Ces concepteurs indiquent dans la note synthétique faite sur l’état de l’économie nationale à compter de l’année d’accession à notre indépendance, 1960. La note dit : « les pouvoirs publics se sont attelés à l’amélioration durable du bien-être des populations à travers plusieurs référentiel des politiques publiques, notamment sur les plans économique, social, afin d’améliorer le niveau de vie des citoyens ». Ces mêmes concepteurs ajoutent : « Les taux de croissance de l’économie ont oscillé entre 2,8% et 3,1%. C’est à partir de 2014, date de mise en œuvre du Plan Sénégal Emergent (PSE), jusqu’en 2023, que cette croissance a été portée à 5,3 % “. J’ajoute, de façon constante. 
 
Cette période aura également consacré un développement important des infrastructures de transports, indique la note synthétique. Celle-ci relève que ce développement a conduit à la mise en place du Bus Rapide de Transport (BRT), ainsi que l’avènement du Train Express Régional (TER). La note relève pour le compte du PSE, la réalisation de 3 328 km de routes asphaltées. Les rédacteurs de la note ne s’en arrêtent pas là. Ils ont également relevé les réalisations concernant les ponts et autres autoponts construits et ont aussi coché, en matière d’énergie, le doublement de la puissance électrique qui passe de 750 mégas, en 2O12 (1960-2012) à 1500 mégas en 2024. Sans compter la hausse de 24% de l’accès à l’électricité. Les rédacteurs oublient, toutefois, de dire un mot sur l’électrification rurale qui fait un bon spectaculaire entre 2014 et 2023. 

C’est dans un tel contexte économique que le Premier ministre a été commis, par le Chef de l’Etat, pour renseigner les populations sénégalaises sur l’état de ruine de notre pays.
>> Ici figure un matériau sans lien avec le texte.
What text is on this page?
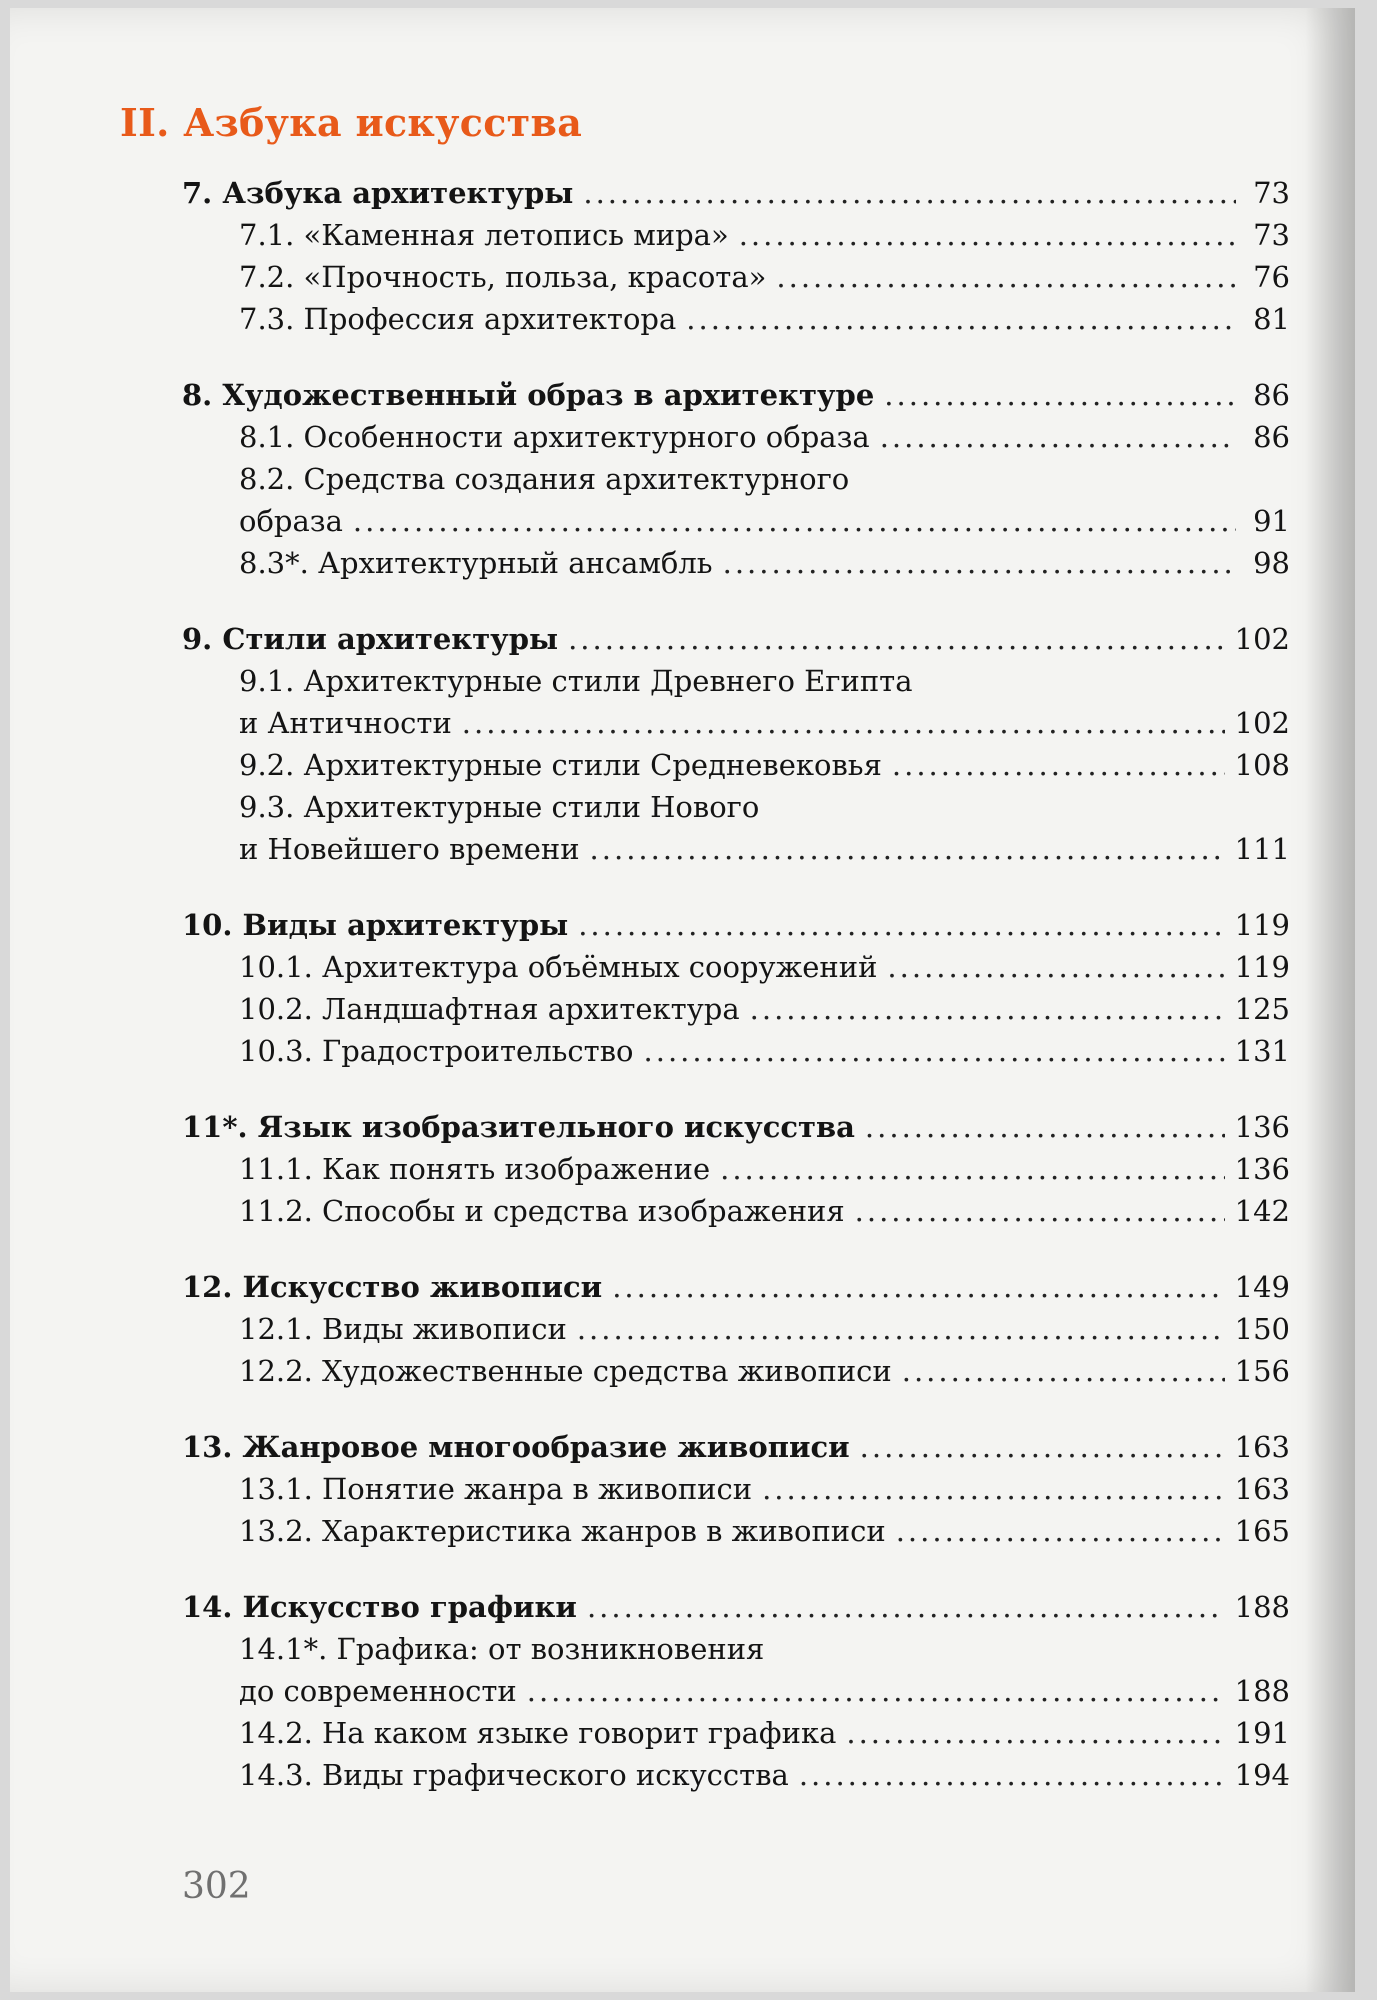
II. Азбука искусства
7. Азбука архитектуры .....	73
7.1. «Каменная летопись мира» .....	73
7.2. «Прочность, польза, красота» .....	76
7.3. Профессия архитектора .....	81
8. Художественный образ в архитектуре .....	86
8.1. Особенности архитектурного образа .....	86
8.2. Средства создания архитектурного
образа .....	91
8.3*. Архитектурный ансамбль .....	98
9. Стили архитектуры .....	102
9.1. Архитектурные стили Древнего Египта
и Античности .....	102
9.2. Архитектурные стили Средневековья .....	108
9.3. Архитектурные стили Нового
и Новейшего времени .....	111
10. Виды архитектуры .....	119
10.1. Архитектура объёмных сооружений .....	119
10.2. Ландшафтная архитектура .....	125
10.3. Градостроительство .....	131
11*. Язык изобразительного искусства .....	136
11.1. Как понять изображение .....	136
11.2. Способы и средства изображения .....	142
12. Искусство живописи .....	149
12.1. Виды живописи .....	150
12.2. Художественные средства живописи .....	156
13. Жанровое многообразие живописи .....	163
13.1. Понятие жанра в живописи .....	163
13.2. Характеристика жанров в живописи .....	165
14. Искусство графики .....	188
14.1*. Графика: от возникновения
до современности .....	188
14.2. На каком языке говорит графика .....	191
14.3. Виды графического искусства .....	194

302
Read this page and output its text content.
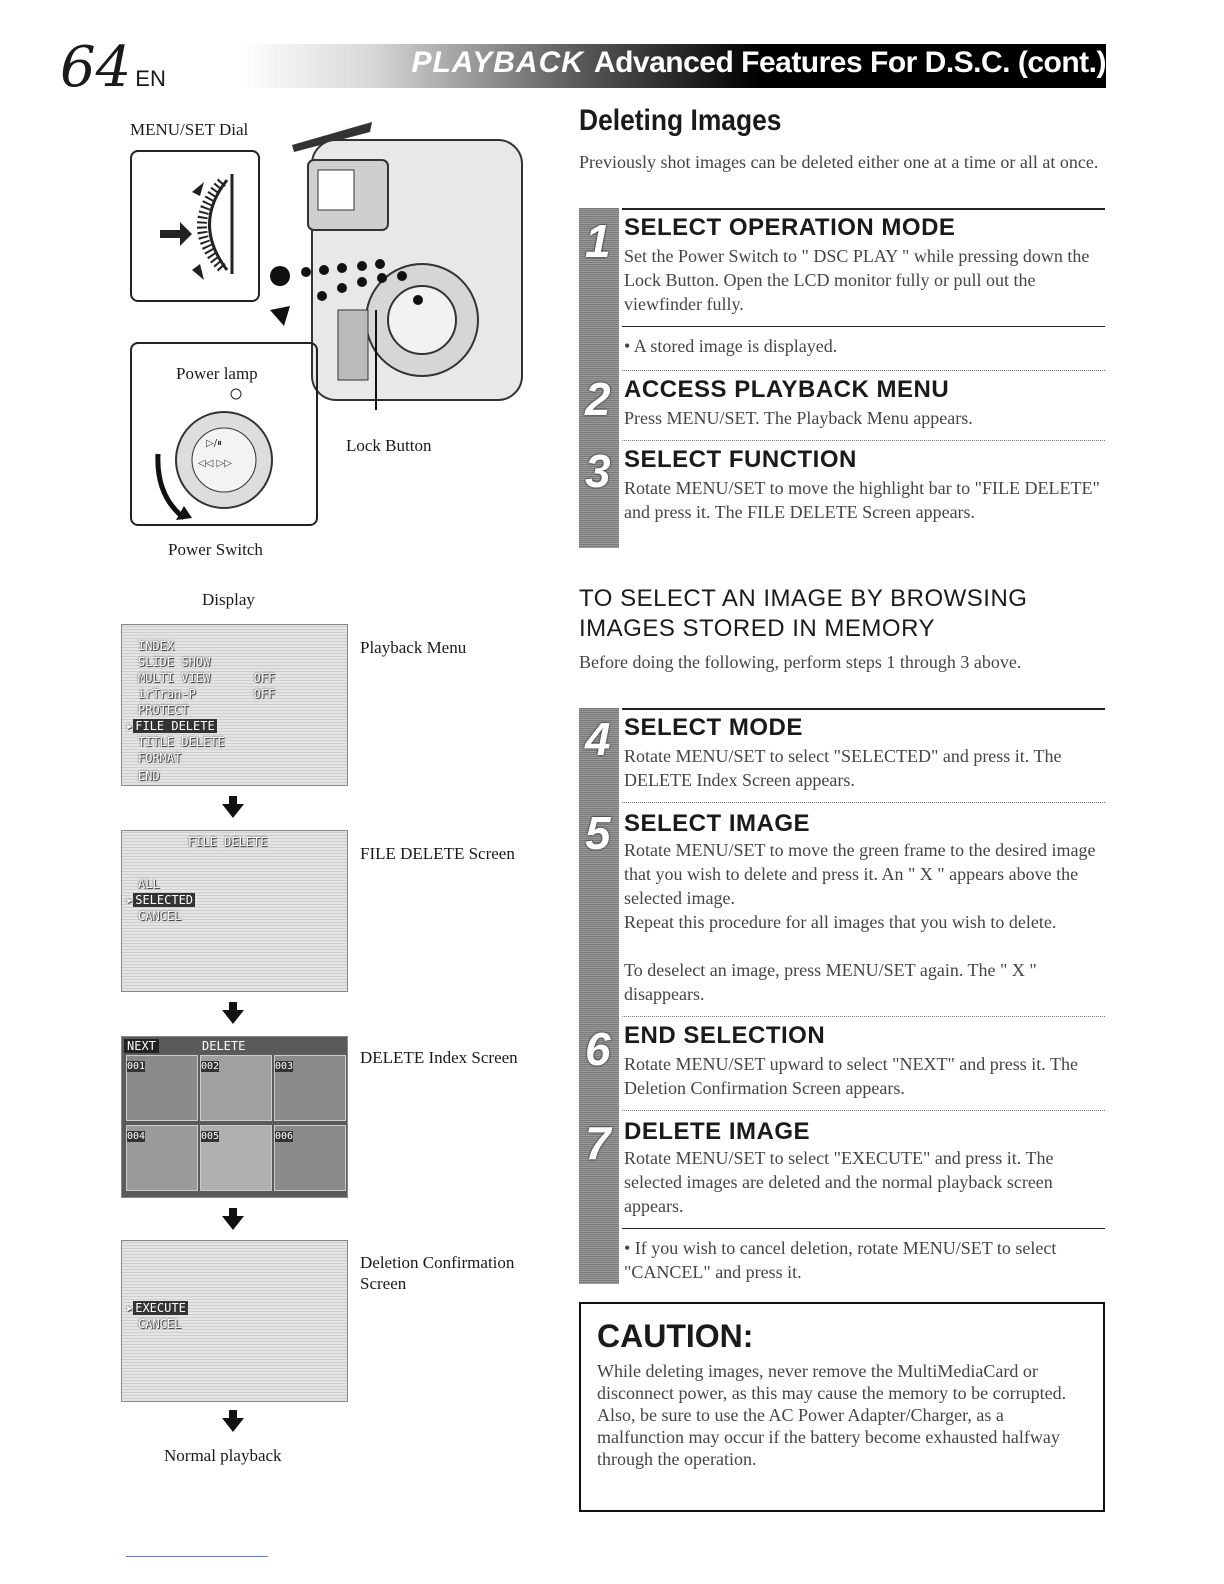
64 EN	PLAYBACK Advanced Features For D.S.C. (cont.)
MENU/SET Dial
Power lamp
▷/⏸
◁◁ ▷▷
Lock Button
Power Switch
Display
INDEX
SLIDE SHOW
MULTI VIEW      OFF
irTran-P        OFF
PROTECT
▸ FILE DELETE
TITLE DELETE
FORMAT
END
Playback Menu
FILE DELETE
ALL
▸ SELECTED
CANCEL
FILE DELETE Screen
NEXT	DELETE
001	002	003
004	005	006
DELETE Index Screen
▸ EXECUTE
CANCEL
Deletion Confirmation Screen
Normal playback
Deleting Images
Previously shot images can be deleted either one at a time or all at once.
1 SELECT OPERATION MODE
Set the Power Switch to " DSC PLAY " while pressing down the Lock Button. Open the LCD monitor fully or pull out the viewfinder fully.
• A stored image is displayed.
2 ACCESS PLAYBACK MENU
Press MENU/SET. The Playback Menu appears.
3 SELECT FUNCTION
Rotate MENU/SET to move the highlight bar to "FILE DELETE" and press it. The FILE DELETE Screen appears.
TO SELECT AN IMAGE BY BROWSING
IMAGES STORED IN MEMORY
Before doing the following, perform steps 1 through 3 above.
4 SELECT MODE
Rotate MENU/SET to select "SELECTED" and press it. The DELETE Index Screen appears.
5 SELECT IMAGE
Rotate MENU/SET to move the green frame to the desired image that you wish to delete and press it. An " X " appears above the selected image.
Repeat this procedure for all images that you wish to delete.
To deselect an image, press MENU/SET again. The " X " disappears.
6 END SELECTION
Rotate MENU/SET upward to select "NEXT" and press it. The Deletion Confirmation Screen appears.
7 DELETE IMAGE
Rotate MENU/SET to select "EXECUTE" and press it. The selected images are deleted and the normal playback screen appears.
• If you wish to cancel deletion, rotate MENU/SET to select "CANCEL" and press it.
CAUTION:
While deleting images, never remove the MultiMediaCard or disconnect power, as this may cause the memory to be corrupted. Also, be sure to use the AC Power Adapter/Charger, as a malfunction may occur if the battery become exhausted halfway through the operation.
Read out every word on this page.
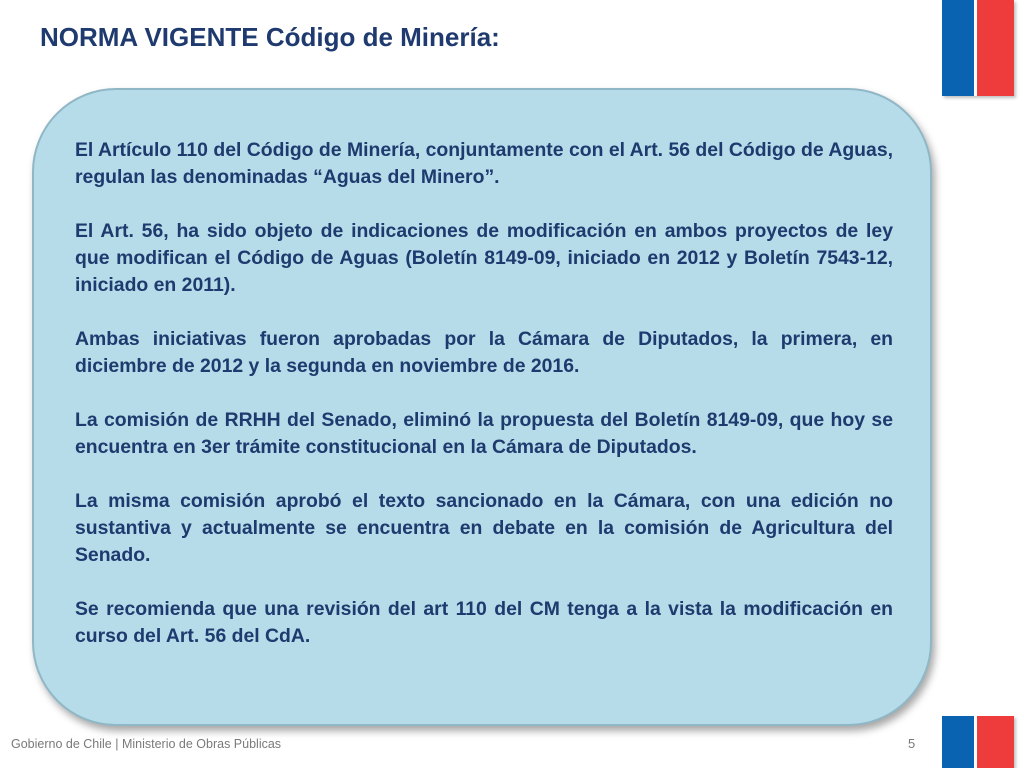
NORMA VIGENTE Código de Minería:

El Artículo 110 del Código de Minería, conjuntamente con el Art. 56 del Código de Aguas, regulan las denominadas “Aguas del Minero”.

El Art. 56, ha sido objeto de indicaciones de modificación en ambos proyectos de ley que modifican el Código de Aguas (Boletín 8149-09, iniciado en 2012 y Boletín 7543-12, iniciado en 2011).

Ambas iniciativas fueron aprobadas por la Cámara de Diputados, la primera, en diciembre de 2012 y la segunda en noviembre de 2016.

La comisión de RRHH del Senado, eliminó la propuesta del Boletín 8149-09, que hoy se encuentra en 3er trámite constitucional en la Cámara de Diputados.

La misma comisión aprobó el texto sancionado en la Cámara, con una edición no sustantiva y actualmente se encuentra en debate en la comisión de Agricultura del Senado.

Se recomienda que una revisión del art 110 del CM tenga a la vista la modificación en curso del Art. 56 del CdA.

Gobierno de Chile | Ministerio de Obras Públicas	5
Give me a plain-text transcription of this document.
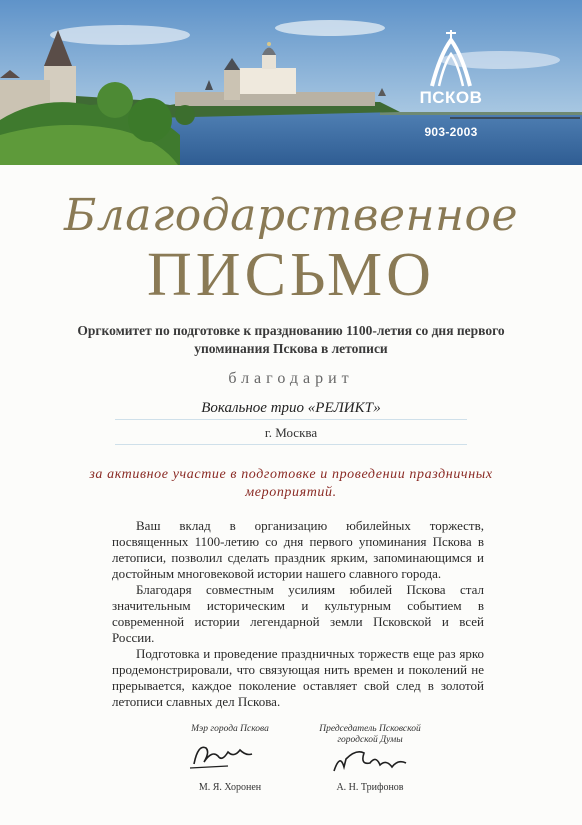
ПСКОВ
903-2003
Благодарственное
ПИСЬМО
Оргкомитет по подготовке к празднованию 1100-летия со дня первого упоминания Пскова в летописи
благодарит
Вокальное трио «РЕЛИКТ»
г. Москва
за активное участие в подготовке и проведении праздничных мероприятий.

Ваш вклад в организацию юбилейных торжеств, посвященных 1100-летию со дня первого упоминания Пскова в летописи, позволил сделать праздник ярким, запоминающимся и достойным многовековой истории нашего славного города.

Благодаря совместным усилиям юбилей Пскова стал значительным историческим и культурным событием в современной истории легендарной земли Псковской и всей России.

Подготовка и проведение праздничных торжеств еще раз ярко продемонстрировали, что связующая нить времен и поколений не прерывается, каждое поколение оставляет свой след в золотой летописи славных дел Пскова.

Мэр города Пскова
М. Я. Хоронен
Председатель Псковской городской Думы
А. Н. Трифонов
La tâche risque de ne pas être facile, sauf si cet exercice ne se résume pas à la lecture d’un document pamphlétaire, modèle achevé d’un réquisitoire politique, prélude de la tonalité que l’on compte imprimer à la prochaine campagne électorale. 

Je me pose la question de savoir quelle sera l’utilité d’un tel exercice ? Les citoyens auxquels cet exercice s’adresse savent, aujourd’hui, à quoi s'en tenir. Conçu à des fins de propagande politique, dans un contexte électoral, cela peut rassurer certains esprits des fidèles du pouvoir. Tant mieux pour eux, alors ! Sauf que la réalité économique vécue laisse voir de réelles difficultés quelque peu affligeantes dans le quotidien des Sénégalais.